I’m curious why the data service uses it’s own managed cache as opposed to using the page cache (assuming linux OS) ?
Hi @mr_x ,
First I am not intimately familiar with Couchbase internals. Although I do agree somewhat with your premise why not just let the page cache fetch and manage data, I might lean towards why not just memory map everything and avoid double copies, however there are real substantial issues that crop up with all databases.
Typically page caches are easy to use and advantageous but there are considerations I will list a few in a generic fashion:
- They do suffer from double copy overhead kernel space to user space.
- They can suffer from non-sequential access patterns typical of database access or fragmentation.
- The page sizes are typically a set size 4K, 8K, 64K (128K for ZFS) and have an impedance mismatch to the data sizes .
- Consider 1 M “hot” 256 bytes records randomly spread across 10TB of data if your Linux page size is 4K you’re wasting 16X the space relying on the page cache where each item would be in a “page” this gets worse as the page size increases…

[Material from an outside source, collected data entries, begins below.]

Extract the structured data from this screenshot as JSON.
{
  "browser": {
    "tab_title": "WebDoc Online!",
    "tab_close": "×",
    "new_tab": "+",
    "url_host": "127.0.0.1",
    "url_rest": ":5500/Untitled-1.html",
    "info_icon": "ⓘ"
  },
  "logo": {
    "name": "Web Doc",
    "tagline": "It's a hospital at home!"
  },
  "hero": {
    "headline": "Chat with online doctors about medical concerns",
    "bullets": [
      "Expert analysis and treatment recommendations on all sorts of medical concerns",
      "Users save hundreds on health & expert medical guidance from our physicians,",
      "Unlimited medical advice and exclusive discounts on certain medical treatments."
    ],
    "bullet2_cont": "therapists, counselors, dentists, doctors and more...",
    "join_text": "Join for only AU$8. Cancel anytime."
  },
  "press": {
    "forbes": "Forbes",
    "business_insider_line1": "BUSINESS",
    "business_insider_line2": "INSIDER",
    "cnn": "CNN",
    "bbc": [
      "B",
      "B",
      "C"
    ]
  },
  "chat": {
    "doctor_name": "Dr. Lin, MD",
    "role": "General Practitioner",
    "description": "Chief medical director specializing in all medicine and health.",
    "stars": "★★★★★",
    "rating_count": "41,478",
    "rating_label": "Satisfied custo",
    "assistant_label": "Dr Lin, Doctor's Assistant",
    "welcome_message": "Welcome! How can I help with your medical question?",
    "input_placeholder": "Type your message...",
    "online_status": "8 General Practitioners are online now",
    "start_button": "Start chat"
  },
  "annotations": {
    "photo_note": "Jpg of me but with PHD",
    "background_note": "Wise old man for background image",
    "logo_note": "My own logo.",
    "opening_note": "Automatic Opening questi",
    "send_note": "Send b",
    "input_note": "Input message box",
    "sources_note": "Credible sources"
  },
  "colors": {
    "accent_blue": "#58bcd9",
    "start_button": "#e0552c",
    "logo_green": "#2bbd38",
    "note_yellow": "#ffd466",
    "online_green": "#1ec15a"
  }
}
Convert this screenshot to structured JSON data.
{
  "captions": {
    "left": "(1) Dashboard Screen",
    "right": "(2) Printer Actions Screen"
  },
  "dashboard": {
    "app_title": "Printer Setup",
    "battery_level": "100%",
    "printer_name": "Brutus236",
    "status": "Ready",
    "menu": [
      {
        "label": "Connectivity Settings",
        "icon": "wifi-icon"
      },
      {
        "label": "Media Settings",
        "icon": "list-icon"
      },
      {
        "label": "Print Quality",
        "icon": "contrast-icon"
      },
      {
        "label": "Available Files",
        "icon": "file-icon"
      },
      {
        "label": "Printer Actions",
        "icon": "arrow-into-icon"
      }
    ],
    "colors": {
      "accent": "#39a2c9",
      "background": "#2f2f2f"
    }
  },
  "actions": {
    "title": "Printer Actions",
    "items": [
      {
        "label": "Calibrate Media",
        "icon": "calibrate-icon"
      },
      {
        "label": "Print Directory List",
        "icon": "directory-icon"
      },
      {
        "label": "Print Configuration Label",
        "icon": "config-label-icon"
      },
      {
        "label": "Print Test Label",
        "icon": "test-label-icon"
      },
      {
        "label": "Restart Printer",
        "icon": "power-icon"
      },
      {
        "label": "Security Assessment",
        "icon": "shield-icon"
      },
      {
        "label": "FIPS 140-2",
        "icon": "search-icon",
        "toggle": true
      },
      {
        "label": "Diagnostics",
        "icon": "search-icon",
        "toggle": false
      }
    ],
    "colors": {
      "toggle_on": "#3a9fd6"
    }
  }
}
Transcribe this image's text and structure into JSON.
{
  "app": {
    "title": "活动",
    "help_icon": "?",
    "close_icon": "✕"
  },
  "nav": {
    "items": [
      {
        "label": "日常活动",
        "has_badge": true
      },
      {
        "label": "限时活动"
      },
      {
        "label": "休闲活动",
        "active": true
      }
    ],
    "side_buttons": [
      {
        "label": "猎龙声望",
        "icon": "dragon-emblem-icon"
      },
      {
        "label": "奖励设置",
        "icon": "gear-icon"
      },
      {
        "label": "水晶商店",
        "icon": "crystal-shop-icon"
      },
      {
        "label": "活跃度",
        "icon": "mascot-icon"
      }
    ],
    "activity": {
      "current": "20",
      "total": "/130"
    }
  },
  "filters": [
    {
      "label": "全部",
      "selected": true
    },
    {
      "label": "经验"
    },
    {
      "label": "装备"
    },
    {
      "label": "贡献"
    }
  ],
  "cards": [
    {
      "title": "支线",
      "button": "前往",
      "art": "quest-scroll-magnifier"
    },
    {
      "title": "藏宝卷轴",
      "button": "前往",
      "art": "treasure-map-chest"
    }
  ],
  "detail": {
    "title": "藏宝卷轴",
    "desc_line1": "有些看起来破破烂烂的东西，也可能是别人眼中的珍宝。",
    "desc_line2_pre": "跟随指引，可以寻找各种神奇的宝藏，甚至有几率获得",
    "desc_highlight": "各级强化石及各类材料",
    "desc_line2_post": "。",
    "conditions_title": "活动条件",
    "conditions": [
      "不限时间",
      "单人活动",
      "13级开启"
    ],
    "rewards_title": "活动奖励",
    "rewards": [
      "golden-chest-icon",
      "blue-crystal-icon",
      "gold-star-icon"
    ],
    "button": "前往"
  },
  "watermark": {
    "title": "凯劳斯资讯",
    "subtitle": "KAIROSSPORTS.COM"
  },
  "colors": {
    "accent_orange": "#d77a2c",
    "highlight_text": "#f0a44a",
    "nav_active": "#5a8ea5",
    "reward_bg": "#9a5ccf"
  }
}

- If Linux needs more memory for normal applications than is currently available, some pages no longer in use will be automatically ejected. This could force unnecessary removal of “hot” data or some critical system control data.
- When relying on a page cache you will see latency spikes when the OS performs management of files/memory that are outside fo the realm of the database.
I just touched on a few issues above, for further insight I would recommend reading the following, note, I just did a Google search on:
"linux page cache" issues databases
- Do not underestimate performance impacts of swapping on NUMA database systems | FromDual
- Optimizing Linux Memory Management for Low-latency / High-throughput Databases | LinkedIn Engineering
The other thing I’d mention is the higher up you are in the application stack, the more intelligent you can be about memory management. Couchbase Server knows the access patterns and can therefore manage memory much more intelligently than the page cache could. Just one example: when we read something from disk for replication purposes via XDCR, we know that we don’t need to keep it in memory any longer than it takes to send it across the network and get acknowledgment. That’s one of many things the Data Service (a.k.a. KV engine) does when managing memory carefully.
Hope that helps!
Thanks Jon. I will check out those links.